When a “Green” swap is not actually better
- May 19
- 3 min read

Most people have had this experience, even if they’d never use the phrase for it. You buy the “eco” version. The refill, the plant-based, the “non-toxic,” the “clean.” You feel good about the choice and then something is… off. It does not work as well. It wears out faster. It smells odd. It leaves residue. Or, months later, a headline suggests the replacement ingredient might have its own problems. It is not that the intention was bad. It is that swapping materials is rarely a single-variable change.
In textiles, this plays out all the time. You want a jacket that sheds rain, a print that stays sharp, a fabric that feels soft, a finish that resists staining. Historically, the industry has had a fairly reliable toolkit to deliver those features. When one tool becomes undesirable or restricted, the pressure is to replace it quickly; and the temptation is to judge the replacement by the narrowest visible outcome: “Does it still repel water?” “Does the print still survive washing?”
That’s how you end up with the thing everyone now tries to avoid: the regrettable substitution.
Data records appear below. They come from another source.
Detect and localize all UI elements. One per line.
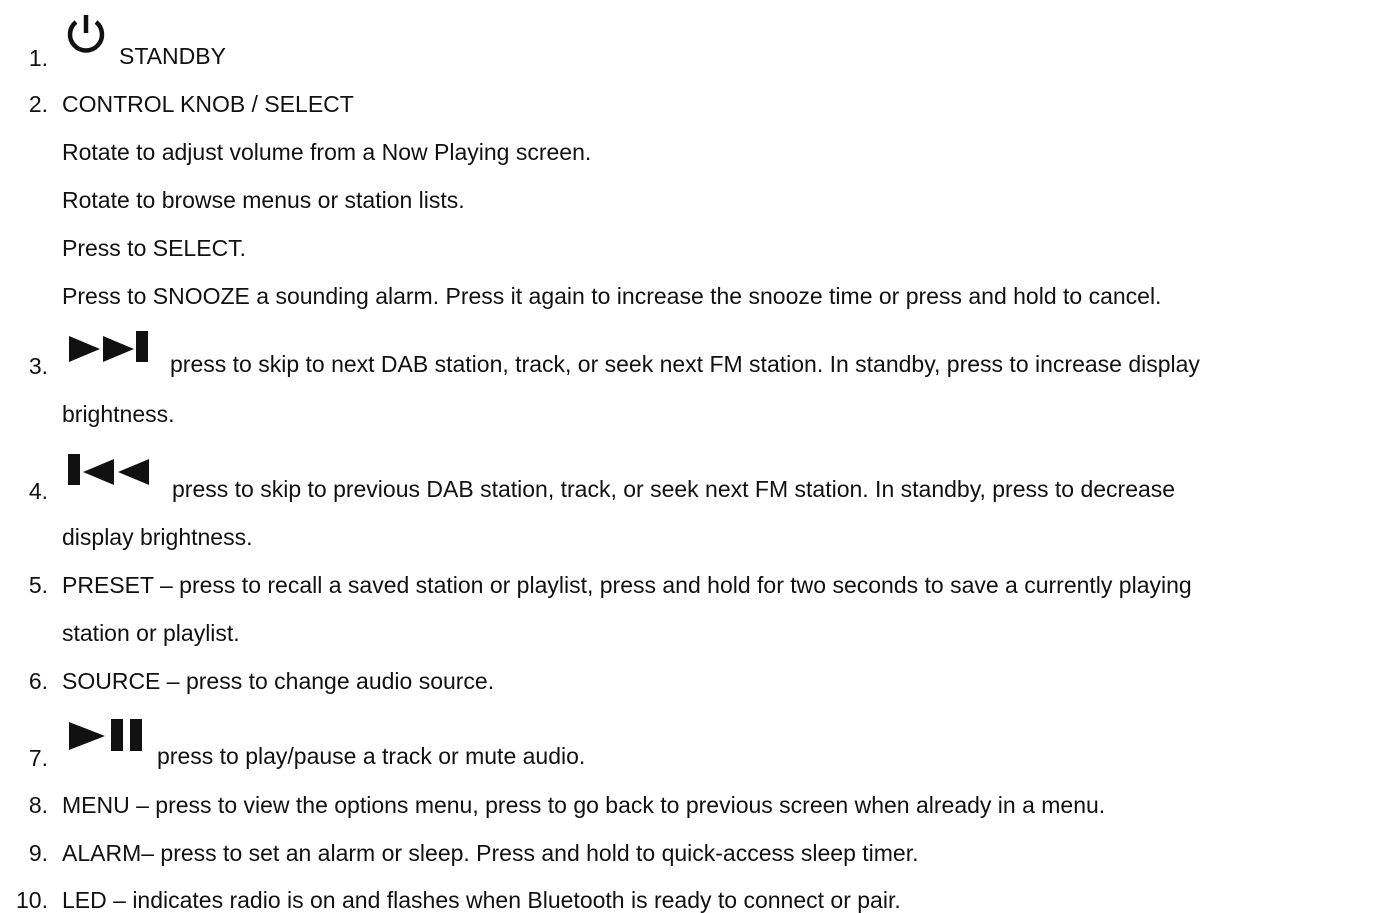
item-number: 7. <box>28 745 48 771</box>
item-text: PRESET – press to recall a saved station… <box>62 572 1192 598</box>
item-title: CONTROL KNOB / SELECT <box>62 91 354 117</box>
item-number: 4. <box>28 478 48 504</box>
item-number: 5. <box>28 572 48 598</box>
item-label: STANDBY <box>119 43 226 69</box>
skip-next-icon <box>69 331 148 362</box>
item-text-continued: brightness. <box>62 401 175 427</box>
item-text: ALARM– press to set an alarm or sleep. P… <box>62 840 919 866</box>
item-number: 2. <box>28 91 48 117</box>
power-icon <box>67 15 105 53</box>
item-number: 3. <box>28 353 48 379</box>
item-number: 8. <box>28 792 48 818</box>
item-detail-line: Rotate to adjust volume from a Now Playi… <box>62 139 592 165</box>
item-text: MENU – press to view the options menu, p… <box>62 792 1106 818</box>
item-number: 10. <box>16 887 48 913</box>
item-text-continued: station or playlist. <box>62 620 240 646</box>
item-detail-line: Press to SELECT. <box>62 235 247 261</box>
item-text: press to play/pause a track or mute audi… <box>157 743 586 769</box>
item-number: 6. <box>28 668 48 694</box>
item-number: 1. <box>28 45 48 71</box>
item-text: press to skip to previous DAB station, t… <box>172 476 1176 502</box>
item-text: LED – indicates radio is on and flashes … <box>62 887 901 913</box>
skip-previous-icon <box>68 454 149 485</box>
item-detail-line: Rotate to browse menus or station lists. <box>62 187 465 213</box>
item-text: press to skip to next DAB station, track… <box>170 351 1200 377</box>
item-detail-line: Press to SNOOZE a sounding alarm. Press … <box>62 283 1162 309</box>
play-pause-icon <box>69 719 142 751</box>
item-text: SOURCE – press to change audio source. <box>62 668 495 694</box>
item-number: 9. <box>28 840 48 866</box>
item-text-continued: display brightness. <box>62 524 253 550</box>
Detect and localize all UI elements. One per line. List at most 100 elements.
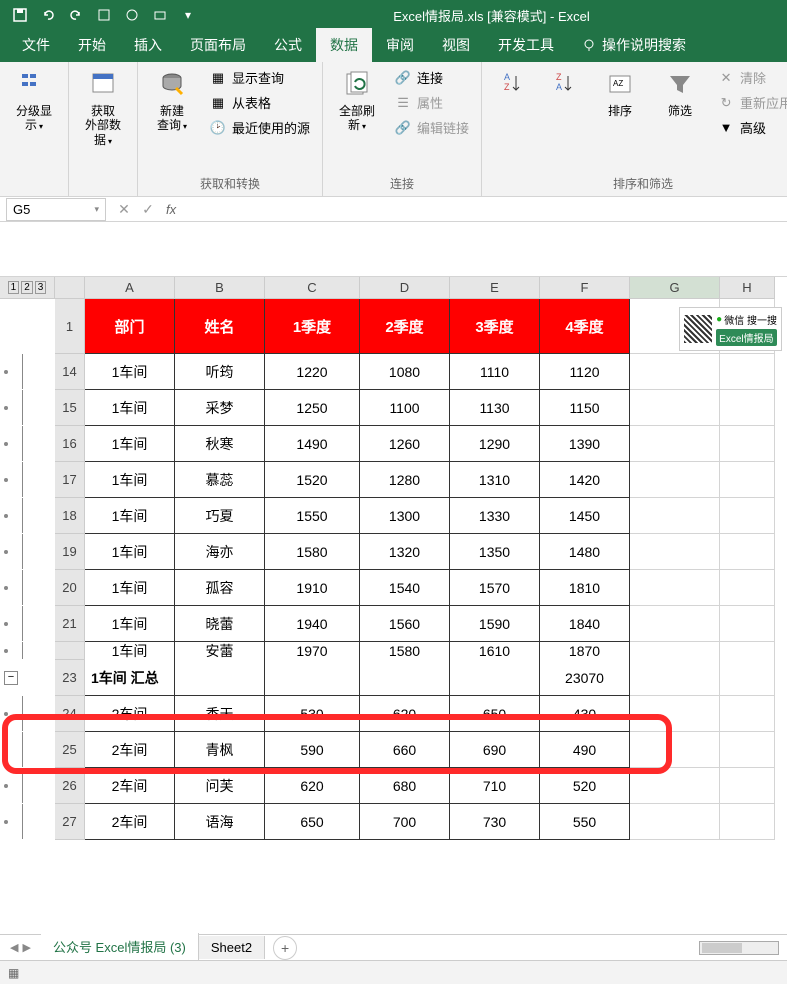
cell[interactable]: 1车间: [85, 426, 175, 462]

A regrettable substitution is what happens when we replace a known problem with something that looks better on the surface, but shifts the harm somewhere else, or introduces a new kind of risk that only becomes obvious after scale-up. Sometimes the replacement is less persistent but more toxic. Sometimes it’s safer but requires much more energy to make. Sometimes it works, but only by adding extra layers that make recycling impossible. Sometimes it is “fine” in a controlled setting and unstable in real-life use, which leads to faster wear and earlier replacement, quietly increasing impact.
What makes this so frustrating is that it is avoidable. Not always, not perfectly, but often enough that it should be treated as a design challenge, not as bad luck.
The core mistake is timing.
If we only evaluate a new material after it has been developed, validated for performance, integrated into manufacturing and rolled into products, we have made it expensive to change course. By then, the “swap” has momentum. Supply chains are built around it. Marketing is attached to it. And the tests that would reveal drawbacks, such as long-term durability, complex exposure pathways, end-of-life compatibility, may not even have been part of the original development brief.
BioSusTex takes the opposite stance: evaluation belongs alongside invention, not behind it.
That does not mean every idea gets buried under paperwork. It means the questions that usually arrive too late are asked earlier, while the material is still flexible and choices are still cheap. If you are developing a new water-repellent coating, you do not only ask whether it beads water on day one; you ask how it behaves after laundering, what it might release, what trade-offs appear when you consider the whole life of the textile. If you are developing a new printing formulation, you do not only ask whether the colour is vibrant; you ask what happens when that print enters a recycling stream, whether it can be removed, whether it becomes contamination, whether avoiding one problematic component quietly introduces another.
This is the part of sustainability work that is both least glamorous and most important: designing with consequences in mind.
It also helps fix the credibility gap that “eco” products sometimes create. People do not lose trust because a product has constraints. They lose trust when the story is oversimplified, when a single “green” attribute is presented as the whole truth. A more honest approach says: we are optimising across multiple realities at once, such as performance in use, safety in exposure, and viability at end-of-life and we are testing those realities as we develop, not as an afterthought.
That is why the BioSusTex approach is not “find the green ingredient.” It is “build the better system.”
Because textiles are systems. A fibre blend interacts with a dye recipe. A coating interacts with a print binder. A finish interacts with washing behaviour. A recycling route interacts with everything that came before. If you ignore those interactions, you can get a replacement that looks cleaner in isolation but performs worse or costs more elsewhere.
When you acknowledge the system, you can start making smarter swaps.
You can treat “safer alternatives” as something to demonstrate, not declare. You can identify failure modes early. You can design removability instead of permanence where it matters. You can avoid painting yourself into a corner where the only way to preserve performance is to add complexity that destroys circularity. And you can choose materials that stay good choices when they leave the lab and meet the real world.